Where in the world do I even start?
I began reading Les Mis along with many other people from several different countries on Instagram through #ourdayswithlesmis hosted by @neyoandclassics. We started on March 1st and I finished on May 3rd.
I have not read the book previously; however, I did see the 2012 version of the movie/musical and recently watched the BBC mini-series. I recommend both - but NEVER in place of the actual book!
I was surprised that Hugo's writing (albeit translated) was so approachable. I was involved from the very first page.
The book made me laugh, literally cry out "NO!", made my heart ache, and brought me to tears. Only the BEST of the BEST books do that for me.
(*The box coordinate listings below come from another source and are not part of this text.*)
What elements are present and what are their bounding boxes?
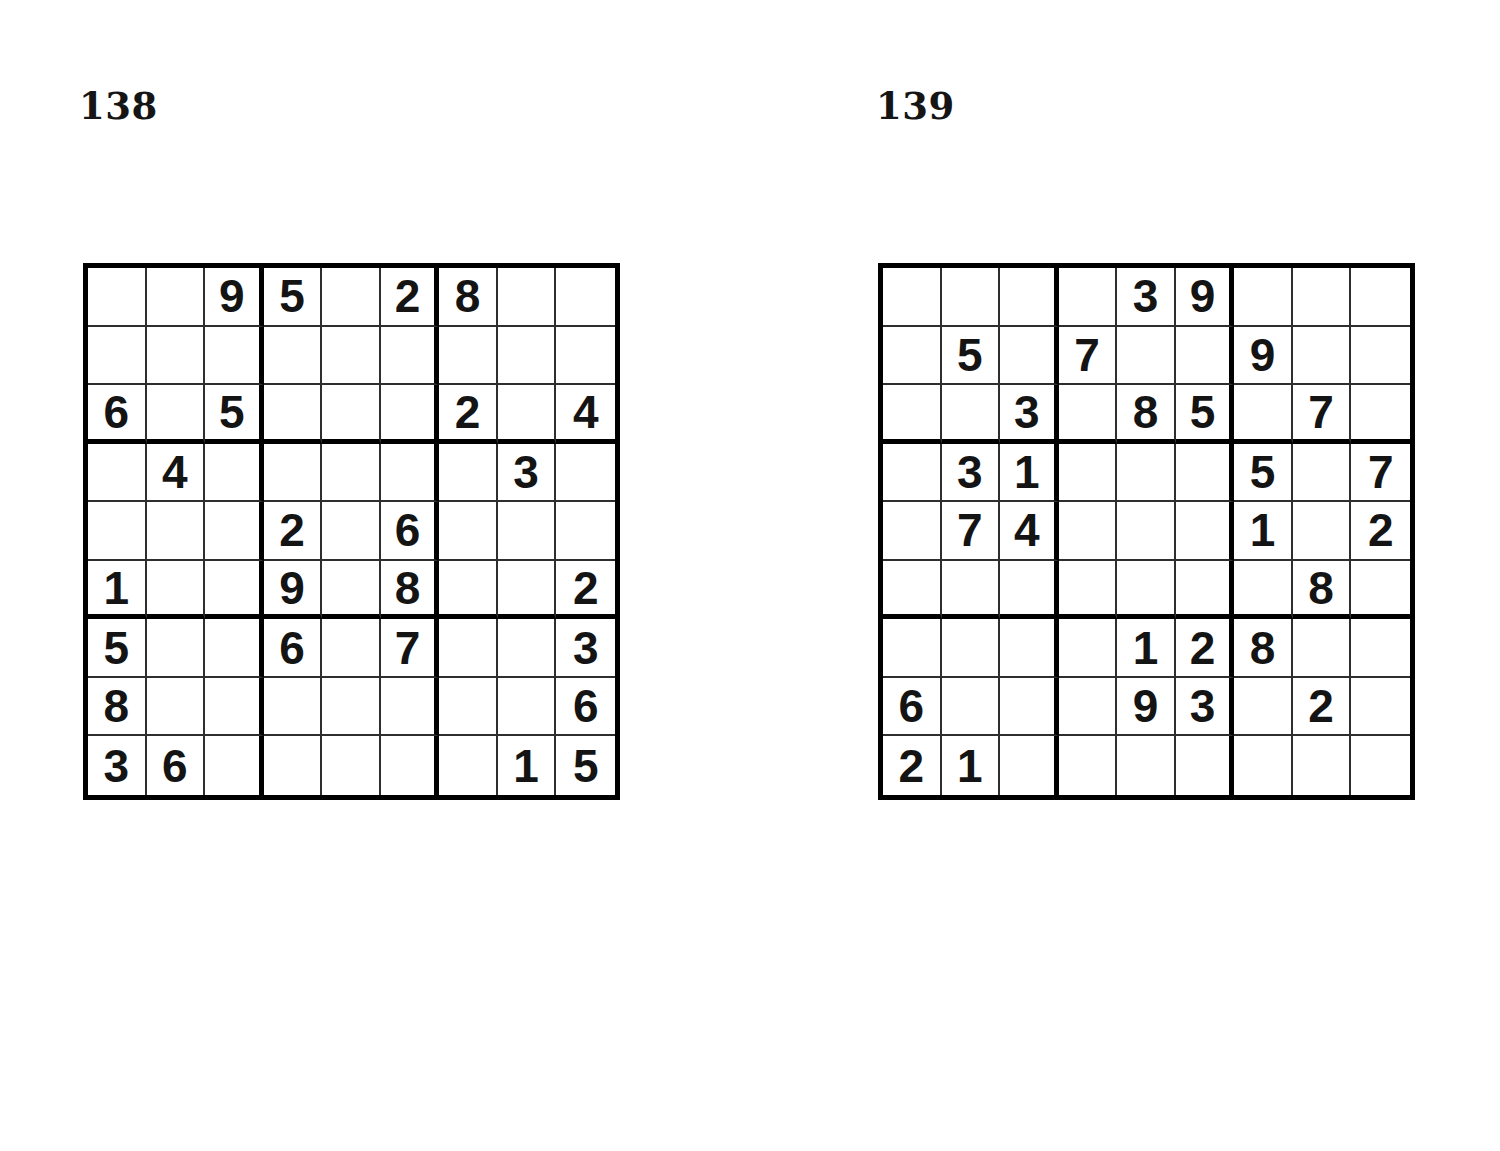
- cell-r4c7-empty: [439, 444, 498, 503]
- sudoku-board-138: 95286524432619825673863615: [83, 263, 620, 800]
- cell-r8c1-given: 8: [88, 678, 147, 737]
- cell-r2c3-empty: [1000, 327, 1059, 386]
- cell-r1c7-empty: [1234, 268, 1293, 327]
- cell-r1c2-empty: [942, 268, 1001, 327]
- cell-r8c6-given: 3: [1176, 678, 1235, 737]
- cell-r3c2-empty: [942, 385, 1001, 444]
- cell-r4c4-empty: [264, 444, 323, 503]
- cell-r4c7-given: 5: [1234, 444, 1293, 503]
- cell-r1c8-empty: [1293, 268, 1352, 327]
- cell-r9c9-given: 5: [556, 736, 615, 795]
- cell-r5c5-empty: [322, 502, 381, 561]
- cell-r3c7-empty: [1234, 385, 1293, 444]
- cell-r2c4-given: 7: [1059, 327, 1118, 386]
- cell-r5c5-empty: [1117, 502, 1176, 561]
- cell-r9c7-empty: [1234, 736, 1293, 795]
- cell-r9c4-empty: [1059, 736, 1118, 795]
- cell-r9c3-empty: [1000, 736, 1059, 795]
- cell-r6c9-empty: [1351, 561, 1410, 620]
- cell-r5c7-empty: [439, 502, 498, 561]
- cell-r5c9-given: 2: [1351, 502, 1410, 561]
- cell-r8c3-empty: [205, 678, 264, 737]
- cell-r1c2-empty: [147, 268, 206, 327]
- cell-r9c6-empty: [381, 736, 440, 795]
- cell-r2c6-empty: [381, 327, 440, 386]
- cell-r4c3-given: 1: [1000, 444, 1059, 503]
- cell-r4c6-empty: [381, 444, 440, 503]
- sudoku-board-139: 395793857315774128128693221: [878, 263, 1415, 800]
- cell-r6c7-empty: [439, 561, 498, 620]
- cell-r7c8-empty: [1293, 619, 1352, 678]
- cell-r3c9-given: 4: [556, 385, 615, 444]
- cell-r4c9-given: 7: [1351, 444, 1410, 503]
- cell-r3c3-given: 5: [205, 385, 264, 444]
- cell-r4c5-empty: [1117, 444, 1176, 503]
- cell-r8c4-empty: [264, 678, 323, 737]
- cell-r7c8-empty: [498, 619, 557, 678]
- cell-r9c6-empty: [1176, 736, 1235, 795]
- cell-r8c7-empty: [439, 678, 498, 737]
- cell-r3c1-empty: [883, 385, 942, 444]
- cell-r4c4-empty: [1059, 444, 1118, 503]
- cell-r5c8-empty: [1293, 502, 1352, 561]
- cell-r1c7-given: 8: [439, 268, 498, 327]
- cell-r2c2-empty: [147, 327, 206, 386]
- cell-r1c8-empty: [498, 268, 557, 327]
- cell-r9c5-empty: [322, 736, 381, 795]
- cell-r7c3-empty: [205, 619, 264, 678]
- cell-r2c8-empty: [498, 327, 557, 386]
- cell-r1c4-empty: [1059, 268, 1118, 327]
- cell-r9c4-empty: [264, 736, 323, 795]
- cell-r9c8-given: 1: [498, 736, 557, 795]
- cell-r2c4-empty: [264, 327, 323, 386]
- cell-r1c4-given: 5: [264, 268, 323, 327]
- cell-r5c3-empty: [205, 502, 264, 561]
- cell-r5c1-empty: [88, 502, 147, 561]
- cell-r6c2-empty: [942, 561, 1001, 620]
- cell-r9c3-empty: [205, 736, 264, 795]
- cell-r3c9-empty: [1351, 385, 1410, 444]
- cell-r1c1-empty: [883, 268, 942, 327]
- cell-r9c5-empty: [1117, 736, 1176, 795]
- cell-r6c5-empty: [322, 561, 381, 620]
- cell-r6c6-given: 8: [381, 561, 440, 620]
- cell-r2c9-empty: [556, 327, 615, 386]
- puzzle-number-139: 139: [876, 88, 955, 125]
- cell-r4c1-empty: [88, 444, 147, 503]
- cell-r6c2-empty: [147, 561, 206, 620]
- cell-r6c6-empty: [1176, 561, 1235, 620]
- cell-r5c1-empty: [883, 502, 942, 561]
- cell-r6c3-empty: [205, 561, 264, 620]
- cell-r2c7-empty: [439, 327, 498, 386]
- cell-r7c1-empty: [883, 619, 942, 678]
- cell-r3c5-given: 8: [1117, 385, 1176, 444]
- cell-r3c6-given: 5: [1176, 385, 1235, 444]
- cell-r3c4-empty: [1059, 385, 1118, 444]
- cell-r2c1-empty: [88, 327, 147, 386]
- cell-r5c7-given: 1: [1234, 502, 1293, 561]
- cell-r2c1-empty: [883, 327, 942, 386]
- cell-r6c4-given: 9: [264, 561, 323, 620]
- cell-r5c9-empty: [556, 502, 615, 561]
- cell-r7c2-empty: [147, 619, 206, 678]
- cell-r8c5-empty: [322, 678, 381, 737]
- cell-r5c6-given: 6: [381, 502, 440, 561]
- cell-r8c7-empty: [1234, 678, 1293, 737]
- cell-r9c7-empty: [439, 736, 498, 795]
- cell-r4c1-empty: [883, 444, 942, 503]
- cell-r8c8-given: 2: [1293, 678, 1352, 737]
- cell-r4c8-empty: [1293, 444, 1352, 503]
- cell-r7c6-given: 7: [381, 619, 440, 678]
- cell-r1c5-empty: [322, 268, 381, 327]
- cell-r9c1-given: 2: [883, 736, 942, 795]
- cell-r7c1-given: 5: [88, 619, 147, 678]
- cell-r8c9-given: 6: [556, 678, 615, 737]
- cell-r2c5-empty: [322, 327, 381, 386]
- cell-r7c3-empty: [1000, 619, 1059, 678]
- cell-r8c8-empty: [498, 678, 557, 737]
- cell-r5c4-empty: [1059, 502, 1118, 561]
- cell-r1c3-given: 9: [205, 268, 264, 327]
- cell-r3c6-empty: [381, 385, 440, 444]
- cell-r5c3-given: 4: [1000, 502, 1059, 561]
- cell-r7c4-empty: [1059, 619, 1118, 678]
- cell-r1c6-given: 2: [381, 268, 440, 327]
- cell-r5c2-empty: [147, 502, 206, 561]
- cell-r9c2-given: 1: [942, 736, 1001, 795]
- cell-r3c3-given: 3: [1000, 385, 1059, 444]
- cell-r7c2-empty: [942, 619, 1001, 678]
- cell-r5c8-empty: [498, 502, 557, 561]
- cell-r8c2-empty: [942, 678, 1001, 737]
- cell-r9c2-given: 6: [147, 736, 206, 795]
- cell-r5c6-empty: [1176, 502, 1235, 561]
- cell-r3c5-empty: [322, 385, 381, 444]
- cell-r4c2-given: 3: [942, 444, 1001, 503]
- cell-r7c4-given: 6: [264, 619, 323, 678]
- cell-r6c4-empty: [1059, 561, 1118, 620]
- cell-r1c3-empty: [1000, 268, 1059, 327]
- cell-r8c4-empty: [1059, 678, 1118, 737]
- cell-r7c6-given: 2: [1176, 619, 1235, 678]
- cell-r4c6-empty: [1176, 444, 1235, 503]
- cell-r6c8-given: 8: [1293, 561, 1352, 620]
- book-page: 138 139 95286524432619825673863615 39579…: [0, 0, 1500, 1151]
- cell-r4c9-empty: [556, 444, 615, 503]
- cell-r2c7-given: 9: [1234, 327, 1293, 386]
- cell-r3c4-empty: [264, 385, 323, 444]
- cell-r7c9-empty: [1351, 619, 1410, 678]
- cell-r8c6-empty: [381, 678, 440, 737]
- cell-r2c2-given: 5: [942, 327, 1001, 386]
- cell-r3c8-empty: [498, 385, 557, 444]
- cell-r4c5-empty: [322, 444, 381, 503]
- cell-r9c8-empty: [1293, 736, 1352, 795]
- cell-r7c9-given: 3: [556, 619, 615, 678]
- cell-r6c9-given: 2: [556, 561, 615, 620]
- cell-r8c3-empty: [1000, 678, 1059, 737]
- cell-r8c5-given: 9: [1117, 678, 1176, 737]
- cell-r5c2-given: 7: [942, 502, 1001, 561]
- cell-r6c1-given: 1: [88, 561, 147, 620]
- cell-r2c9-empty: [1351, 327, 1410, 386]
- cell-r7c7-empty: [439, 619, 498, 678]
- cell-r2c5-empty: [1117, 327, 1176, 386]
- cell-r9c1-given: 3: [88, 736, 147, 795]
- cell-r6c5-empty: [1117, 561, 1176, 620]
- cell-r7c7-given: 8: [1234, 619, 1293, 678]
- puzzle-number-138: 138: [79, 88, 158, 125]
- cell-r2c8-empty: [1293, 327, 1352, 386]
- cell-r4c3-empty: [205, 444, 264, 503]
- cell-r8c2-empty: [147, 678, 206, 737]
- cell-r2c6-empty: [1176, 327, 1235, 386]
- cell-r1c9-empty: [1351, 268, 1410, 327]
- cell-r8c9-empty: [1351, 678, 1410, 737]
- cell-r1c1-empty: [88, 268, 147, 327]
- cell-r3c7-given: 2: [439, 385, 498, 444]
- cell-r8c1-given: 6: [883, 678, 942, 737]
- cell-r9c9-empty: [1351, 736, 1410, 795]
- cell-r6c1-empty: [883, 561, 942, 620]
- cell-r6c7-empty: [1234, 561, 1293, 620]
- cell-r1c5-given: 3: [1117, 268, 1176, 327]
- cell-r7c5-given: 1: [1117, 619, 1176, 678]
- cell-r4c8-given: 3: [498, 444, 557, 503]
- cell-r2c3-empty: [205, 327, 264, 386]
- cell-r4c2-given: 4: [147, 444, 206, 503]
- cell-r1c6-given: 9: [1176, 268, 1235, 327]
- cell-r6c8-empty: [498, 561, 557, 620]
- cell-r5c4-given: 2: [264, 502, 323, 561]
- cell-r7c5-empty: [322, 619, 381, 678]
- cell-r3c2-empty: [147, 385, 206, 444]
- cell-r3c1-given: 6: [88, 385, 147, 444]
- cell-r3c8-given: 7: [1293, 385, 1352, 444]
- cell-r1c9-empty: [556, 268, 615, 327]
- cell-r6c3-empty: [1000, 561, 1059, 620]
I can't begin to explain how I looked forward to picking up this tome each evening while reclining onto my collection of pillows and bringing out my annotation pouch and affixing my glasses upon the bridge of my nose. Honestly, during my work day I would think about this time coming up and get a little thrill from it. (You know you are a book nerd when.........hahahaha)
My favorite character, who is probably most readers' favorite character, has to be Jean ValJean. His transformation from an everyday man to a convicted felon - how he held that moniker no matter how much good he did, no matter how much love he felt, no matter who he really was inside. How at the perfect time in his life he met up with a saint of a man who did something that literally changed his life. Who proved to him that GOOD EXISTS. How no matter the amount of location and name changes he went through, he still gave generously to the poor, even to the detriment of his true identity being found out. How he used his physical strength and his strength of character. I LOVE HIM.
And little Gavroche .... how do you not just love him? There's no way not to!
I also loved how Hugo made most every character imperfect, and in those imperfections, made them more relatable. Fantine's struggles to be a good mother in the only way she could see how, ValJean's running from the law when he was truly good at heart, Javert's inner struggle to decide to do what was right by the law or to do right morally. Marius's struggle between his love for his grandfather and trying to honor the memory of his father. Cosette's devotion to her Papa and wanting to live in his hidden world while still looking for ways to be a part of the world as well.
The history and descriptive passages (oh who am I kidding? The historic and descriptive CHAPTERS) were a bit much. I won't lie, I sped read through most of that. Sorry Victor. I was so in love with the story itself I needed to know what happened. It did give me a lot of introspective views on what WAS a good book in 1862 versus 2022. Also the difference in books written in other countries and cultures. We Americans are not good at reading through 100 pages of descriptive text that aids the setting of the main storyline - and I'm ashamed that I didn't give it its due - because his writing ...... oh his writing is beautiful and even though the 19th century sewage system of France is not something I ever wanted to learn about - he took the time to write it and felt it was important enough to add it to his book, so I should have read it just as carefully as the rest!
But I digress....
I apologize that I don't do typical book reviews. When I do them, it's more about what the book made me feel than the book itself. But if/when I look back at this 10 years from now, I'll want to pick up this book and love it all over again.